As all of the scopes discussed above live under the umbrella of a single consumer, all we need to do is ensure that the consumer can be uniquely identified.  For simplicity this would have to be an ID generated by the producer (i.e. registerConsumer).  The good news is this ID lasts a long time (and is generally persisted).  Plus there is only one of them per consumer.  Given this 1 ID I contend that many consumers will already have existing IDs they can use to pass to the producer to represent the contained scopes.  I.e. we can get rid of both the createSession() and createTransientEntity() call.  We would still need a call to create persistent data records when persistence is managed by the producer.

The value of all this hopefully is that its a less confusing model.  By viewing IDs as "scopes" producers merely choose whether or not they need a given scope or not.  Those that don't need session scope ignore the parameter, likewise for entity scope, etc.  There should also be value in fewer objects/ids maintained in the consumer.

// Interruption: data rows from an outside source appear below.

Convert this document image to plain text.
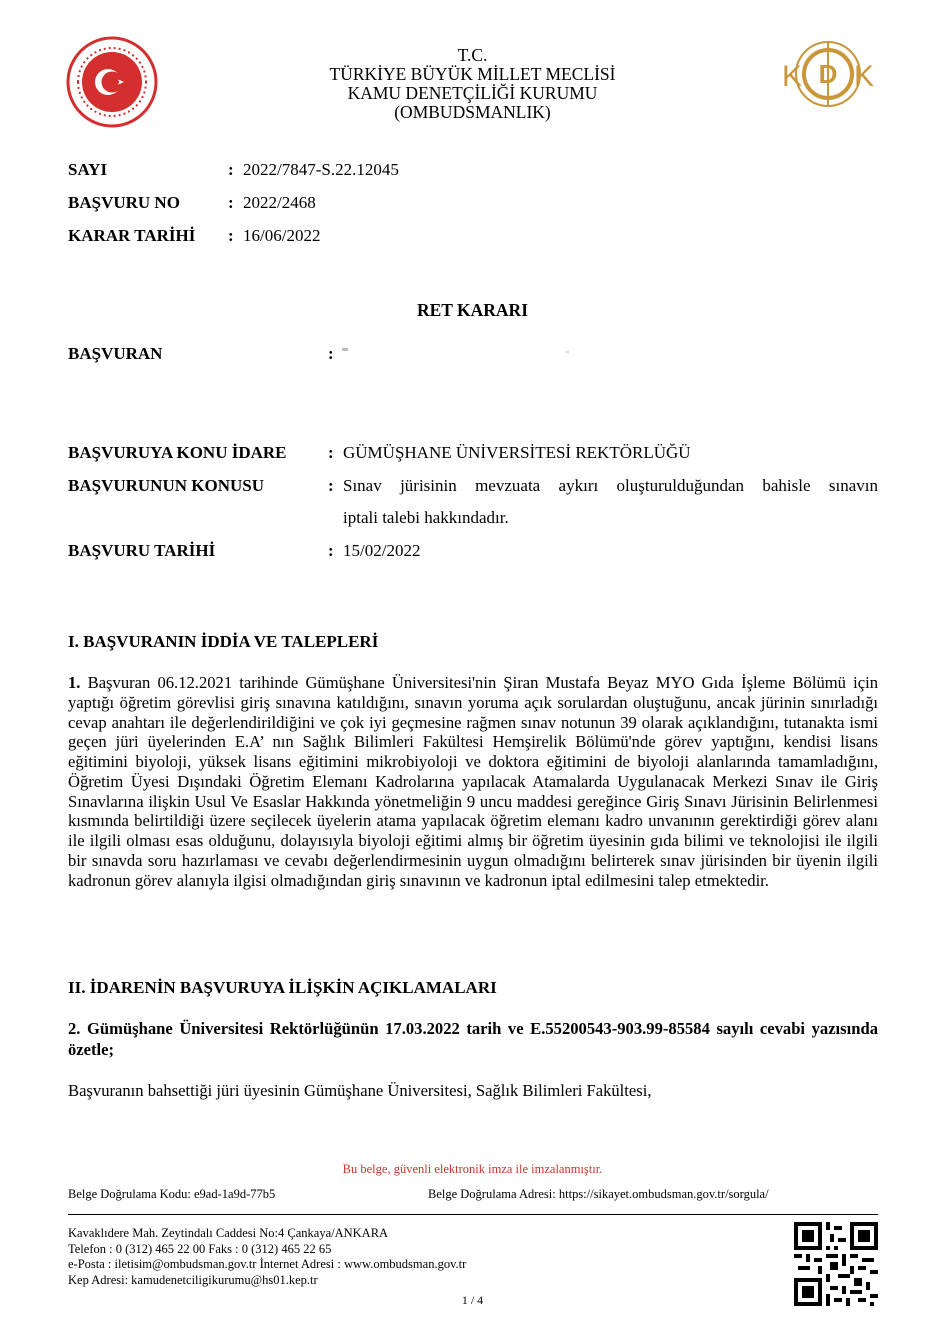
T.C.
TÜRKİYE BÜYÜK MİLLET MECLİSİ
KAMU DENETÇİLİĞİ KURUMU
(OMBUDSMANLIK)
D
K K
SAYI	: 2022/7847-S.22.12045
BAŞVURU NO	: 2022/2468
KARAR TARİHİ : 16/06/2022
RET KARARI
BAŞVURAN	:
BAŞVURUYA KONU İDARE : GÜMÜŞHANE ÜNİVERSİTESİ REKTÖRLÜĞÜ
BAŞVURUNUN KONUSU	: Sınav jürisinin mevzuata aykırı oluşturulduğundan bahisle sınavın
iptali talebi hakkındadır.
BAŞVURU TARİHİ	: 15/02/2022
I. BAŞVURANIN İDDİA VE TALEPLERİ
1. Başvuran 06.12.2021 tarihinde Gümüşhane Üniversitesi'nin Şiran Mustafa Beyaz MYO Gıda İşleme Bölümü için yaptığı öğretim görevlisi giriş sınavına katıldığını, sınavın yoruma açık sorulardan oluştuğunu, ancak jürinin sınırladığı cevap anahtarı ile değerlendirildiğini ve çok iyi geçmesine rağmen sınav notunun 39 olarak açıklandığını, tutanakta ismi geçen jüri üyelerinden E.A’ nın Sağlık Bilimleri Fakültesi Hemşirelik Bölümü'nde görev yaptığını, kendisi lisans eğitimini biyoloji, yüksek lisans eğitimini mikrobiyoloji ve doktora eğitimini de biyoloji alanlarında tamamladığını, Öğretim Üyesi Dışındaki Öğretim Elemanı Kadrolarına yapılacak Atamalarda Uygulanacak Merkezi Sınav ile Giriş Sınavlarına ilişkin Usul Ve Esaslar Hakkında yönetmeliğin 9 uncu maddesi gereğince Giriş Sınavı Jürisinin Belirlenmesi kısmında belirtildiği üzere seçilecek üyelerin atama yapılacak öğretim elemanı kadro unvanının gerektirdiği görev alanı ile ilgili olması esas olduğunu, dolayısıyla biyoloji eğitimi almış bir öğretim üyesinin gıda bilimi ve teknolojisi ile ilgili bir sınavda soru hazırlaması ve cevabı değerlendirmesinin uygun olmadığını belirterek sınav jürisinden bir üyenin ilgili kadronun görev alanıyla ilgisi olmadığından giriş sınavının ve kadronun iptal edilmesini talep etmektedir.
II. İDARENİN BAŞVURUYA İLİŞKİN AÇIKLAMALARI
2. Gümüşhane Üniversitesi Rektörlüğünün 17.03.2022 tarih ve E.55200543-903.99-85584 sayılı cevabi yazısında özetle;
Başvuranın bahsettiği jüri üyesinin Gümüşhane Üniversitesi, Sağlık Bilimleri Fakültesi,
Bu belge, güvenli elektronik imza ile imzalanmıştır.
Belge Doğrulama Kodu: e9ad-1a9d-77b5	Belge Doğrulama Adresi: https://sikayet.ombudsman.gov.tr/sorgula/
Kavaklıdere Mah. Zeytindalı Caddesi No:4 Çankaya/ANKARA
Telefon : 0 (312) 465 22 00 Faks : 0 (312) 465 22 65
e-Posta : iletisim@ombudsman.gov.tr İnternet Adresi : www.ombudsman.gov.tr
Kep Adresi: kamudenetciligikurumu@hs01.kep.tr
1 / 4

On the issue of pushing the burden of managing a dual key to the producer, you are correct this is a consequence of this type of design.  The burden however is qualitatively different then when the dual key is maintained by the consumer.  In the producer case a key must be maintained (as we are mapping to internal state) whether or not the producer or the consumer supplies it.  In the consumer (its often the case) that a key could be manufactured from existing state hence key management is only required if the producer generates the key.

As for the complexity of managing a dual key, I don't see it.  Either the producer already reflects application level scope in its implementation -- hence the duality is implicitly maintained or it merely concatenates the two keys into a single one.  We could even go so far as require the consumer do this concatenation on behalf of the consumer.  This is all significantly more lightweight then the burden the draft suggests we place on producers in support of bulk data operations.  How can you be concerned about the complexity of dual key management in the producer when you basically require producers to implement multi-threaded "request" dispatchers and response synchronizers?  I.e. our implied intent that a bulk operation is run concurrently within the producer.